While Columbia has run into some roadblocks involving its dealmaking, the company has been reallocating money toward paying down debt. It also has initiated a two-year, $1.1 billion capital spending plan.
With increased scrutiny from attorneys general and more competition in some markets, Columbia is facing more hurdles to closing hospital transactions than in the past.
"The deals are taking longer," says Richard Scott, Columbia's chairman and chief executive officer. "Prices have gone up. There's more scrutiny."
In the first quarter of this year, the Nashville-based chain spent only $41 million on acquisitions, compared with $395 million in the year-ago period-a hefty drop for a publicly owned company known for its growth strategy. The company now operates nearly 350 hospitals across the country.
But executives say that decline shouldn't give observers the wrong impression.
"We can't predict what our acquisitions are, so remaining cash is used to repay debt," says Victor Campbell, Columbia's senior vice president in charge of investor relations. "We have about $400 million in cash per quarter available for acquisitions."
The company spent almost as much in the first quarter on debt retirement-$342 million-as on capital expenditures, $347 million. In the year-ago quarter, Columbia's capital spending totaled $385 million while debt actually increased in the quarter by $57 million.
During the first quarter, Columbia was able to reduce its debt/capital percentage to 40.1% from 47.5% in the year-ago period. As of March 31, Columbia's total debt was $6.64 billion vs. $7.44 billion a year earlier.
Columbia's two-year capital spending plan is part of the company's effort to fill holes in markets where it's creating integrated delivery systems, Scott says.
The company has approved capital investments of $1.1 billion in 1997 and 1998 for 60 major projects (See chart). This year's total budget for capital projects is $1.7 billion, which includes the new projects but also routine building expenditures not included in the company's major projects.
The two-year plan includes $444 million for 10 new hospital projects.

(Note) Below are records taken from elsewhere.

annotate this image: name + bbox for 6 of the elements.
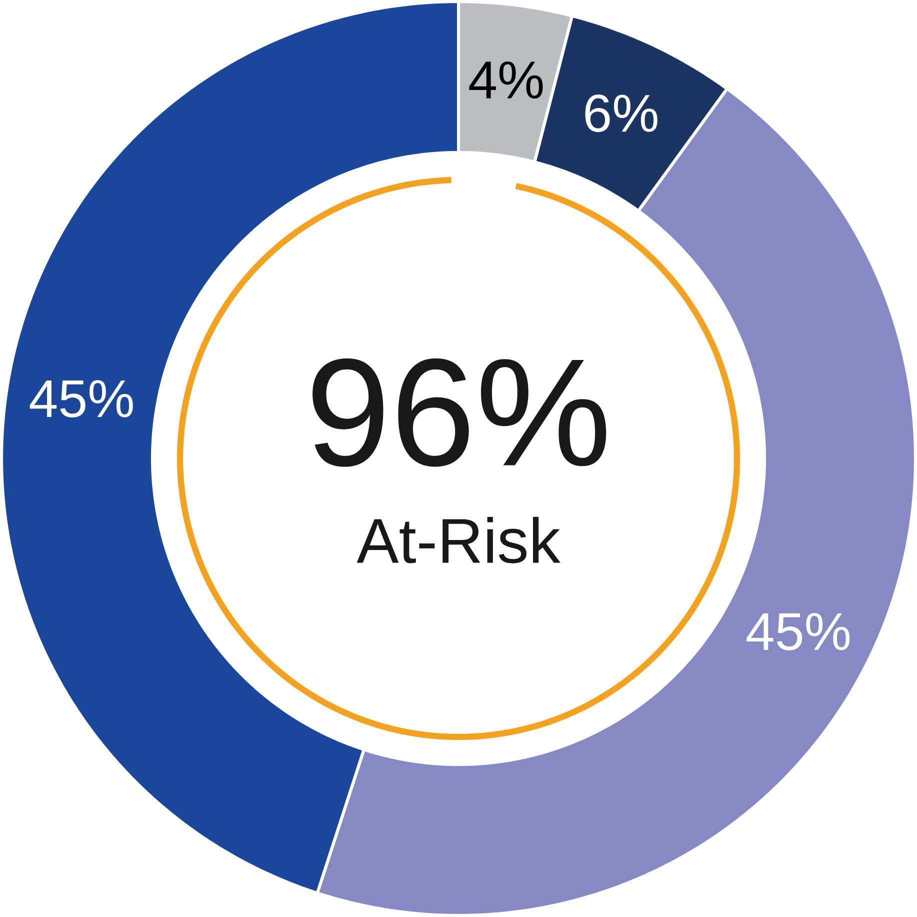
- data-label: 4%: [469, 61, 543, 99]
- data-label: 45%: [30, 380, 133, 418]
- text: At-Risk: [356, 516, 560, 564]
- data-label: 6%: [585, 94, 658, 132]
- data-label: 45%: [746, 613, 850, 650]
- text: 96%: [312, 358, 606, 467]
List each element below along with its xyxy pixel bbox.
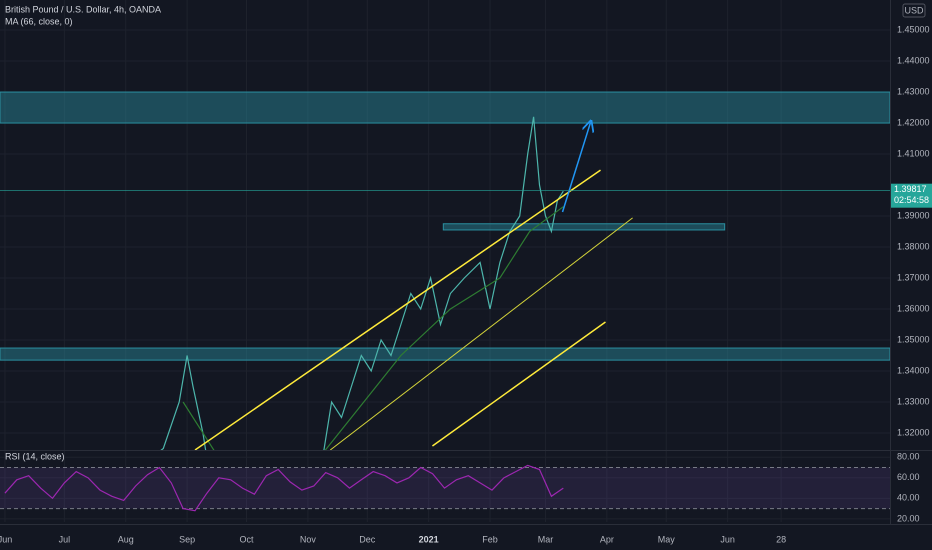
y-tick-label: 1.36000 [897, 303, 930, 313]
last-price-box [891, 183, 932, 208]
y-tick-label: 1.32000 [897, 427, 930, 437]
x-tick-label: Feb [482, 534, 498, 544]
x-tick-label: 2021 [419, 534, 439, 544]
x-tick-label: Sep [179, 534, 195, 544]
y-tick-label: 1.33000 [897, 396, 930, 406]
price-line [182, 206, 564, 450]
y-tick-label: 1.41000 [897, 148, 930, 158]
x-tick-label: May [658, 534, 676, 544]
x-tick-label: Jun [720, 534, 735, 544]
y-tick-label: 60.00 [897, 472, 920, 482]
y-tick-label: 1.35000 [897, 334, 930, 344]
trend-line [561, 122, 591, 213]
y-tick-label: 1.39000 [897, 210, 930, 220]
trend-line [431, 321, 606, 447]
y-tick-label: 1.45000 [897, 24, 930, 34]
currency-box[interactable] [902, 3, 926, 18]
price-line [4, 464, 564, 512]
trend-line [194, 169, 601, 450]
trend-line [329, 217, 633, 450]
price-line [160, 116, 564, 450]
y-tick-label: 40.00 [897, 493, 920, 503]
zone [0, 347, 890, 361]
x-tick-label: 28 [776, 534, 786, 544]
x-tick-label: Jun [0, 534, 12, 544]
y-tick-label: 20.00 [897, 513, 920, 523]
x-tick-label: Nov [300, 534, 317, 544]
zone [0, 91, 890, 124]
y-tick-label: 1.34000 [897, 365, 930, 375]
y-tick-label: 1.42000 [897, 117, 930, 127]
y-tick-label: 1.38000 [897, 241, 930, 251]
last-price: 1.39817 [894, 184, 927, 194]
y-tick-label: 1.44000 [897, 55, 930, 65]
x-tick-label: Mar [538, 534, 554, 544]
currency[interactable]: USD [904, 5, 924, 15]
zone [442, 223, 726, 231]
x-tick-label: Oct [239, 534, 254, 544]
rsi-legend: RSI (14, close) [5, 451, 65, 461]
ma-legend: MA (66, close, 0) [5, 16, 73, 26]
symbol-title: British Pound / U.S. Dollar, 4h, OANDA [5, 4, 161, 14]
x-tick-label: Aug [118, 534, 134, 544]
x-tick-label: Dec [359, 534, 376, 544]
y-tick-label: 1.37000 [897, 272, 930, 282]
countdown: 02:54:58 [894, 195, 929, 205]
y-tick-label: 1.43000 [897, 86, 930, 96]
y-tick-label: 80.00 [897, 452, 920, 462]
x-tick-label: Apr [600, 534, 614, 544]
x-tick-label: Jul [59, 534, 71, 544]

While Columbia's critics have said the company is simply building hospitals where it can't buy them (April 14, p. 50), the company doesn't plan on stopping at 10 new hospitals in the next two years, executives say. At least two additional hospital projects are in the works, and the company is lobbying heavily for the elimination of certificate-of-need laws in many states so it can build hospitals where it can't acquire them.

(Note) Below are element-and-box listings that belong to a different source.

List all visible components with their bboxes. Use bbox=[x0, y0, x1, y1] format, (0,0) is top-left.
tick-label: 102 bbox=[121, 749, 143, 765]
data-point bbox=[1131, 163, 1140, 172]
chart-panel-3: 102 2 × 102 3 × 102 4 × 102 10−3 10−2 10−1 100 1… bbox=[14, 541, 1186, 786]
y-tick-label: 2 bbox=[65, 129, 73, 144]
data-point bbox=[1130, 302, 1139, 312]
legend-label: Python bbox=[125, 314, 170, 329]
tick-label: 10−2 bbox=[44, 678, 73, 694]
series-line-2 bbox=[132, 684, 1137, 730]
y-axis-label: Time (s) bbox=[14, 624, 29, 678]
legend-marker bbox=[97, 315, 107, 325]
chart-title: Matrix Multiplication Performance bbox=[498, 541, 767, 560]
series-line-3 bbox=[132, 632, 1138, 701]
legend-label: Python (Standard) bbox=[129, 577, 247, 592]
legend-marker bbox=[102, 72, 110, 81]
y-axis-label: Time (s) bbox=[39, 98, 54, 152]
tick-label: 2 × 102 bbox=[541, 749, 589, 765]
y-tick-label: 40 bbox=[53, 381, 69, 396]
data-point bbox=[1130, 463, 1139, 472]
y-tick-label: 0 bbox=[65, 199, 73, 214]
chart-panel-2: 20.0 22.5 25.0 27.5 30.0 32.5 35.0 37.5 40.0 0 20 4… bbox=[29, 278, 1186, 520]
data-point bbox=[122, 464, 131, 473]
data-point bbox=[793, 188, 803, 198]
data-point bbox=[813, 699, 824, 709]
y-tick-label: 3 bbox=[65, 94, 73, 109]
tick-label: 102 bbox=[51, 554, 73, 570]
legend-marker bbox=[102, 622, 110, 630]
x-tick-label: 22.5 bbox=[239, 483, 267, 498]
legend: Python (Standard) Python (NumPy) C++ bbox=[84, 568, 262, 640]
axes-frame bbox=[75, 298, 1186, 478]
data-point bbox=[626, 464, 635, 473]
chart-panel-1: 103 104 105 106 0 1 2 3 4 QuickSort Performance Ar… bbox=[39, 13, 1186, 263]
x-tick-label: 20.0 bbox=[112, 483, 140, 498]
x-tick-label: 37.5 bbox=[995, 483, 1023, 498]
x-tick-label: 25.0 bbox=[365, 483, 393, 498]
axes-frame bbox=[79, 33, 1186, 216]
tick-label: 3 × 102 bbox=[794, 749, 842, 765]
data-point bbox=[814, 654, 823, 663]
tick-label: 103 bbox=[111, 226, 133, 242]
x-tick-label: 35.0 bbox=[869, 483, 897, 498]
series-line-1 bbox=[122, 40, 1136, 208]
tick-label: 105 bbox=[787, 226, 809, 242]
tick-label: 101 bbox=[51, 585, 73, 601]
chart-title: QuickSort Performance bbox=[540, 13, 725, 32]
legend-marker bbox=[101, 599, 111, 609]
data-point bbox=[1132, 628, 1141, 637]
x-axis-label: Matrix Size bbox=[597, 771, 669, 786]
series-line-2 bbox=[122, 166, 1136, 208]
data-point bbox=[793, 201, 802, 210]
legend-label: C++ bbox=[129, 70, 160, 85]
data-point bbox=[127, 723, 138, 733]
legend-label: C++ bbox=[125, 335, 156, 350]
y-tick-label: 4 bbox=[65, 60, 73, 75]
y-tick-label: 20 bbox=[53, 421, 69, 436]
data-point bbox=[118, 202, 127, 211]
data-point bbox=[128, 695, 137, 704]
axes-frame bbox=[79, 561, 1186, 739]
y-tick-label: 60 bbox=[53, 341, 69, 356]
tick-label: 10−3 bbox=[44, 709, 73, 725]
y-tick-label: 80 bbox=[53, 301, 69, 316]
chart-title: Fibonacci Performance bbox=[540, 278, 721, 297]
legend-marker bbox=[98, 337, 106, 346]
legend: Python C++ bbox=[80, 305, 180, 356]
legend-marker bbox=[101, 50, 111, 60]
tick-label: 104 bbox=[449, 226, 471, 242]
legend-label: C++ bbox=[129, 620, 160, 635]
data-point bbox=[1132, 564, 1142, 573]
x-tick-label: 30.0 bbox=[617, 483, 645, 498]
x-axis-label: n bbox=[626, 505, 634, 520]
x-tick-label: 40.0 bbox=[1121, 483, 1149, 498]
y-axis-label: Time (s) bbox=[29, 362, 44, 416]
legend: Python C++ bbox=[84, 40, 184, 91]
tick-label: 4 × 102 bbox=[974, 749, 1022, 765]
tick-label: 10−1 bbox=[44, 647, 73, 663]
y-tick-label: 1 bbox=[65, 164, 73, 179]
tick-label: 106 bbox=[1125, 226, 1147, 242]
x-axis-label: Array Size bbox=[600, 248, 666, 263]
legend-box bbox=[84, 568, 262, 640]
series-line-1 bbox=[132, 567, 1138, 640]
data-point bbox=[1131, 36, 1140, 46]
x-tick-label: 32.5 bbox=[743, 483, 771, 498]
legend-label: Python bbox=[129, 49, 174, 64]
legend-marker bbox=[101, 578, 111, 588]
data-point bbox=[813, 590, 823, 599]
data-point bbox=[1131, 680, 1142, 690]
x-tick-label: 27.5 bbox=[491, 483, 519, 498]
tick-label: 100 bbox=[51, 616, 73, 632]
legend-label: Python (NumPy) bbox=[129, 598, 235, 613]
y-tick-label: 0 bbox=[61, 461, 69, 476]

Scott says a large portion of the construction spending under the two-year plan is in outpatient settings.
"The new construction is in areas where there is demand," he says.
Faced with increased scrutiny from attorneys general and community groups across the country, Columbia cut its not-for-profit hospital acquisitions nearly in half during 1996 compared with the previous year. Columbia completed acquisitions or joint ventures with 17 not-for-profit hospitals in 1996, down from 33 in 1995.
In this year's first quarter, Columbia completed only two joint ventures: a 50-50 venture with 245-bed Saint Luke's Medical Center in Cleveland, and the purchase of a 54% stake in 110-bed Instituto Dexeus, a teaching hospital in Barcelona, Spain.
Scott says his company considers the scrutiny by attorneys general a positive. As the nation's largest for-profit operator of hospitals, he says Columbia can safely say it's been through more meetings and hearings on hospital conversions of not-for-profit facilities than any other company.
"With the increased scrutiny, that benefits us because of our history," Scott says.
Columbia executives say they expect acquisitions of not-for-profit hospitals to eventually get back on track. The company recently signed letters of intent to acquire eight hospitals, although it's uncertain when those deals will close.
Partially explaining the slowdown in dealmaking, Scott says he simply expects some transactions to take longer than others. One example of the company's patience is the recent state approval of its partnership with the University of Oklahoma.
Oklahoma Gov. Frank Keating earlier this month signed legislation that allows the Oklahoma University Hospitals Authority to enter a mergerlike partnership with Columbia. The authority operates two facilities in Oklahoma City (May 12, p. 4).
"I first met with the University of Oklahoma eight years ago," Scott says.